Monday, March 4, 2013

I just can't remember...

We spend the first half of our lives celebrating as we reach new milestones, learn more information, find ourselves able to do more things. We laugh with joy when a child says a new word. We throw a party when a young adult graduates from high school. We give a clap on the back and a "well done" when an adult secures a new job.

And we grow older.

As we grow older, we discover we can't do the things we used to do. We grieve as our sight worsens. We often feel useless when we must hire someone to do our laundry or our cleaning. We complain, "My mind must be going... I just can't remember things like I used to."

I am somewhere in the middle -- still able to reach milestones, learn more, do new things -- and yet also recognizing and grieving that there are some things that I will never do, some I may never do again. [I suspect that we never move beyond this 'middle space,' the liminal place between what I could do or think before and can't now, and what I can do and think in the future.]

We recognize that through Jesus, God has experienced the human life. Jesus really knows what it is to grow up, to be an infant and then a child saying first words and then a young adult setting out to do a job. Jesus knows what it feels like to age, and Jesus knows what it is like to suffer physically and to die. But Jesus didn't get to live to be 80 or 90 or 100. What, do you suppose, Jesus knows about that?

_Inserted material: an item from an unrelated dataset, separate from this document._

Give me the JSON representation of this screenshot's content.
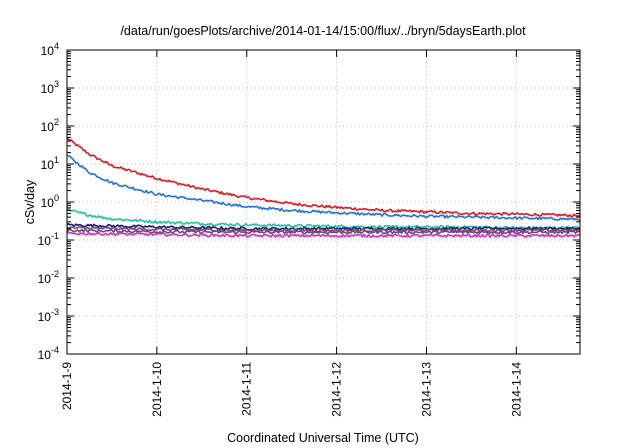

We might imagine that before coming to earth, Jesus (being one with God) knew what God knew, communing with God in an intimate way we can but imagine. And then, Jesus became bound by humanity: a human body, a human mind. Speaking about the last hours, when God's kin-dom will be made manifest on earth, Jesus told his disciples: "But about that day or hour no one knows, neither the angels in heaven, nor the Son, but only the Father." (Mark 13:32, NRSV)

I wonder, was Jesus experiencing one of those moments? One of those "...I know I know the answer to that question... and now I just can't remember" moments. One of those "My mind must be going, I can't remember anything like I used to" moments. I wonder if Jesus' mind pricked with an ancient knowledge that he just couldn't bring into his human mind in that very human moment.

There is a grief process associated with memory loss. Frustration at being unable to remember, perhaps anger at the way things are and are becoming, perhaps depression that we know we won't be able to return to a better memory, and perhaps finally acceptance. In my stage of life, I still hear "If it's important, it will come to me later" a lot. That's not always true. As we age, it becomes less true: there are many important things that we forget, can't remember, and may never remember until God's eternal kin-dom comes.

And so, perhaps this is one more way that Jesus comes to be with us. Perhaps this is one more way that Jesus understands us. Perhaps this is one more place that we can lean on Jesus. Perhaps Jesus, too, knew what it was like to forget, forget what is so very important -- vital, even -- and to learn to trust that it's enough that God knows, and will always know, and we can be blessed in that.